In one place I worked, the head librarian and I were once lunching together in the staff restaurant and, when I asked her what books she read for pleasure, she said “I like big books”.  I couldn’t resist gently taking the mickey back then but where is she now when I need her to read one to me?

I enjoyed the earlier Cormoran Strike books and love the tensions in his relationship with Robin Ellacott (did you know Cormoran was a legendary Cornish giant?).  The author seems, as she did with Harry Potter, to be gaining confidence as the series develops.  The first Harry Potter was an average Young Adult size book while the last in the series was massive, and even included a joke about boys’ fixations on the size of their wands and how many feathers they had while Hermione scornfully pointed out it was much more important what they did with them.

My reaction to the early Harry Potter books was that they were no better than Susan Cooper’s The Dark is Rising sequence (which my children also loved) or Alan Garner’s many books but she did develop the Harry Potter series well and – spoiler alert – it all came out right in the end.

Being suspicious of the recommendations of other readers whom I don’t know (and of literature prize winners who I tend to find pretentious), I put off reading Richard Osman’s The Thursday Murder Club for a long time but finally gave in and read it.  Reader, I loved it!.  It’s written about a bunch of retired people amusing themselves investigating old, unsolved crimes and tripping over new ones.  I’ve since read the two follow-ups and am waiting for the next one to heave into view.  Osman writes with a downbeat, deadpan sense of humour that can make me chuckle out loud.

Something else that made me laugh last week was the film Anora (yes, I went to the cinema, alone!).  It’s about a sex worker who meets the immature son of a Russian oligarch and marries him, whereupon Mummy and Daddy send in their local representatives to sort things out, then fly over themselves to extricate him from the marriage.  That basically is the plot but the scenes in the sex club are handled very sensitively and make the men look stupid while some of the later scenes had the whole audience laughing.  I was still smiling as I remembered a couple of the lines several days later.

I’ve always been interested in films and my earliest ambition was to be a film censor so I could watch all the new films that came out for free but I’ve been restricted in recent years to keeping a note of films I want to see and recording them when they appear on TV.

I will even sometimes watch a film simply because it was made in an interesting way, like Victoria, a film that was reportedly made in one take, or Run Lola Run which presents the same story three times, each slightly different, or The Blair Witch Project, which wasn’t actually the first film using ‘found footage’, but was the first that popularised it.

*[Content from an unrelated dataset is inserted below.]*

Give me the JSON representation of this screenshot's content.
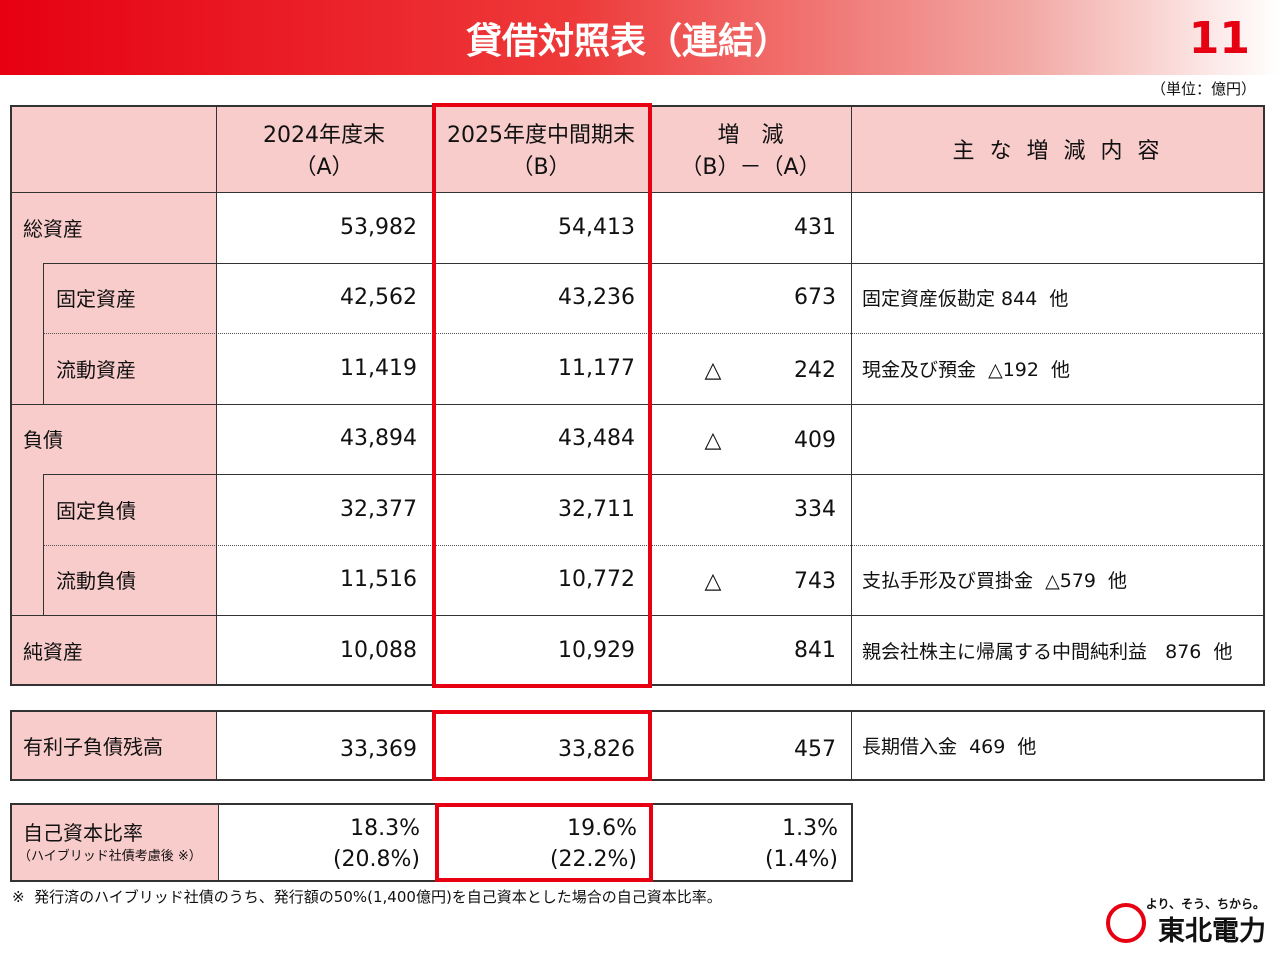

I rarely watch horror films because I don’t see the point in spending a couple of hours while somebody is trying to frighten me but the Blair Witch technique was interesting, even if I did spend most of the time thinking that, if I’d been the witch, I’d have appeared for the first time in 40 years just to chuck these irritating teenagers out of my woods and send them back home to their breakfasts of waffles and maple syrup.

Naturally, I also watch anything by the Coen Brothers or Pedro Almodóvar even though not all their films are worth the effort.

I also list books I want to read and have occasionally worked my way through the list when I’m in one of the better-stocked charity bookshops (there’s a very good one in Topsham – and yes, thank you, I know about the Oxfam online bookshop).

Another cheerful note is the report last week that a 63-year old man has been arrested and questioned about the theft of 22 tonnes of cheese from Neal’s Yard Dairy.  The good news is that Neal’s Yard still paid Westcombe Dairy in Somerset, and the producers, Hafod and Pitchfork, for the lost cheese (valued at some £300,000) because they knew they could bear the loss more easily than the smaller companies.  Isn’t it heart-warming to hear of honourable capitalists who are willing to go beyond the letter of a contract.

*          I have read Aesop’s Fables and Ovid’s Metamorphoses but I’m not convinced they qualify as philosophy.